US 12,412,087 B2
	Classifying data from de-identified content
Aswin Kannan, Chennai (IN); Balaji Ganesan, Bengaluru (IN); and Shanmukha Chaitanya Guttula, Vijayawada (IN)
Assigned to International Business Machines Corporation, Armonk, NY (US)
Filed by International Business Machines Corporation, Armonk, NY (US)
Filed on Apr. 23, 2021, as Appl. No. 17/238,567.
Prior Publication US 2022/0343151 A1, Oct. 27, 2022
Int. Cl. G06N 3/08 (2023.01); G06F 16/93 (2019.01); G06N 3/04 (2023.01)

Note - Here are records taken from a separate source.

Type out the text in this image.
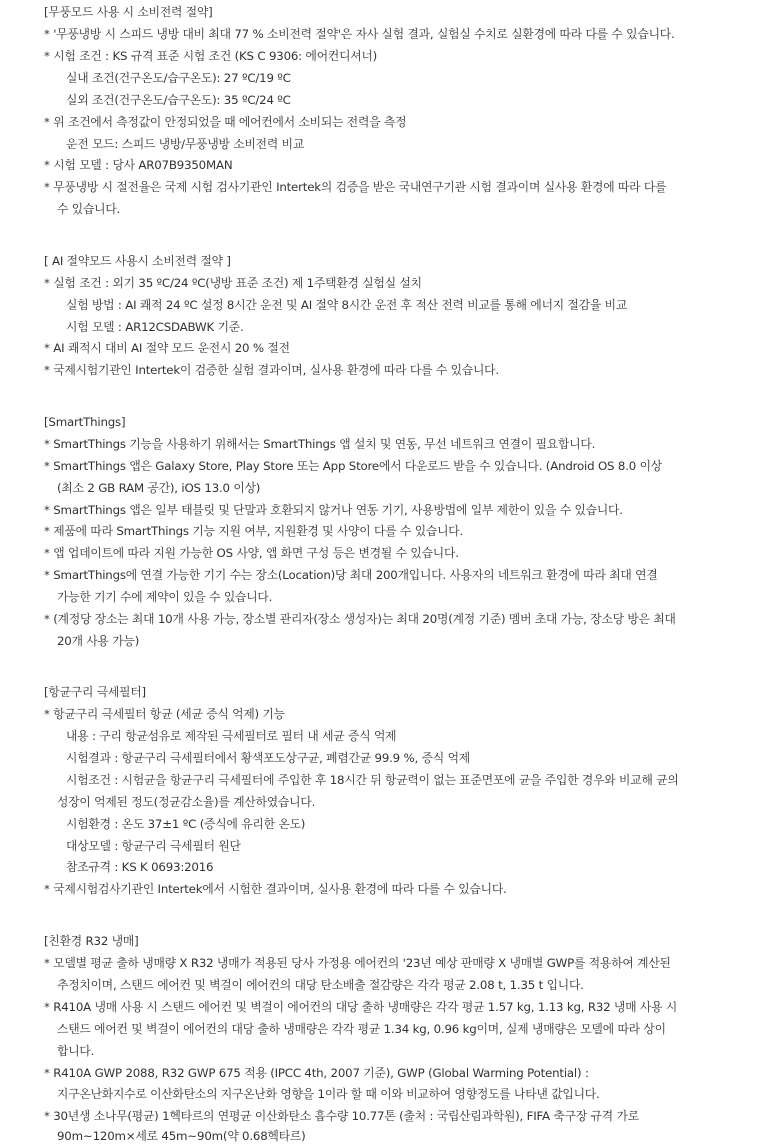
[무풍모드 사용 시 소비전력 절약]
* '무풍냉방 시 스피드 냉방 대비 최대 77 % 소비전력 절약'은 자사 실험 결과, 실험실 수치로 실환경에 따라 다를 수 있습니다.
* 시험 조건 : KS 규격 표준 시험 조건 (KS C 9306: 에어컨디셔너)
실내 조건(건구온도/습구온도): 27 ºC/19 ºC
실외 조건(건구온도/습구온도): 35 ºC/24 ºC
* 위 조건에서 측정값이 안정되었을 때 에어컨에서 소비되는 전력을 측정
운전 모드: 스피드 냉방/무풍냉방 소비전력 비교
* 시험 모델 : 당사 AR07B9350MAN
* 무풍냉방 시 절전율은 국제 시험 검사기관인 Intertek의 검증을 받은 국내연구기관 시험 결과이며 실사용 환경에 따라 다를
수 있습니다.
[ AI 절약모드 사용시 소비전력 절약 ]
* 실험 조건 : 외기 35 ºC/24 ºC(냉방 표준 조건) 제 1주택환경 실험실 설치
실험 방법 : AI 쾌적 24 ºC 설정 8시간 운전 및 AI 절약 8시간 운전 후 적산 전력 비교를 통해 에너지 절감율 비교
시험 모델 : AR12CSDABWK 기준.
* AI 쾌적시 대비 AI 절약 모드 운전시 20 % 절전
* 국제시험기관인 Intertek이 검증한 실험 결과이며, 실사용 환경에 따라 다를 수 있습니다.
[SmartThings]
* SmartThings 기능을 사용하기 위해서는 SmartThings 앱 설치 및 연동, 무선 네트워크 연결이 필요합니다.
* SmartThings 앱은 Galaxy Store, Play Store 또는 App Store에서 다운로드 받을 수 있습니다. (Android OS 8.0 이상
(최소 2 GB RAM 공간), iOS 13.0 이상)
* SmartThings 앱은 일부 태블릿 및 단말과 호환되지 않거나 연동 기기, 사용방법에 일부 제한이 있을 수 있습니다.
* 제품에 따라 SmartThings 기능 지원 여부, 지원환경 및 사양이 다를 수 있습니다.
* 앱 업데이트에 따라 지원 가능한 OS 사양, 앱 화면 구성 등은 변경될 수 있습니다.
* SmartThings에 연결 가능한 기기 수는 장소(Location)당 최대 200개입니다. 사용자의 네트워크 환경에 따라 최대 연결
가능한 기기 수에 제약이 있을 수 있습니다.
* (계정당 장소는 최대 10개 사용 가능, 장소별 관리자(장소 생성자)는 최대 20명(계정 기준) 멤버 초대 가능, 장소당 방은 최대
20개 사용 가능)
[항균구리 극세필터]
* 항균구리 극세필터 항균 (세균 증식 억제) 기능
내용 : 구리 항균섬유로 제작된 극세필터로 필터 내 세균 증식 억제
시험결과 : 항균구리 극세필터에서 황색포도상구균, 폐렴간균 99.9 %, 증식 억제
시험조건 : 시험균을 항균구리 극세필터에 주입한 후 18시간 뒤 항균력이 없는 표준면포에 균을 주입한 경우와 비교해 균의
성장이 억제된 정도(정균감소율)를 계산하였습니다.
시험환경 : 온도 37±1 ºC (증식에 유리한 온도)
대상모델 : 항균구리 극세필터 원단
참조규격 : KS K 0693:2016
* 국제시험검사기관인 Intertek에서 시험한 결과이며, 실사용 환경에 따라 다를 수 있습니다.
[친환경 R32 냉매]
* 모델별 평균 출하 냉매량 X R32 냉매가 적용된 당사 가정용 에어컨의 '23년 예상 판매량 X 냉매별 GWP를 적용하여 계산된
추정치이며, 스탠드 에어컨 및 벽걸이 에어컨의 대당 탄소배출 절감량은 각각 평균 2.08 t, 1.35 t 입니다.
* R410A 냉매 사용 시 스탠드 에어컨 및 벽걸이 에어컨의 대당 출하 냉매량은 각각 평균 1.57 kg, 1.13 kg, R32 냉매 사용 시
스탠드 에어컨 및 벽걸이 에어컨의 대당 출하 냉매량은 각각 평균 1.34 kg, 0.96 kg이며, 실제 냉매량은 모델에 따라 상이
합니다.
* R410A GWP 2088, R32 GWP 675 적용 (IPCC 4th, 2007 기준), GWP (Global Warming Potential) :
지구온난화지수로 이산화탄소의 지구온난화 영향을 1이라 할 때 이와 비교하여 영향정도를 나타낸 값입니다.
* 30년생 소나무(평균) 1헥타르의 연평균 이산화탄소 흡수량 10.77톤 (출처 : 국립산림과학원), FIFA 축구장 규격 가로
90m~120m×세로 45m~90m(약 0.68헥타르)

CPC G06N 3/08 (2013.01) [G06F 16/93 (2019.01); G06N 3/04 (2013.01)]

20 Claims

1. A computer-implemented method, the method comprising:

applying one or more rules to identify one or more structural elements of a document, wherein the one or more structural elements are indicative of at least one of an organization of text within the document and a visual presentation of text within the document;

determining, based at least in part on the one or more structural elements, one or more pairs of words within the document having a hypernym relationship;

extracting de-identified content within the document based on one or more de-identification techniques applied to the document;

applying a set of causal rules to the de-identified content and the one or more pairs of words by computing mutual dependence and/or mutual independence between the de-identified content and the one or more pairs of words;

annotating, based at least in part on the computed mutual dependence and/or mutual independence, at least a portion of the de-identified content as belonging to a class of protected content; and

training a machine learning model on a set of training data to automatically identify at least a portion of the de-identification techniques in at least one other document, wherein the set of training data comprises the annotated portion of the de-identified content;

wherein the method is carried out by at least one computing device.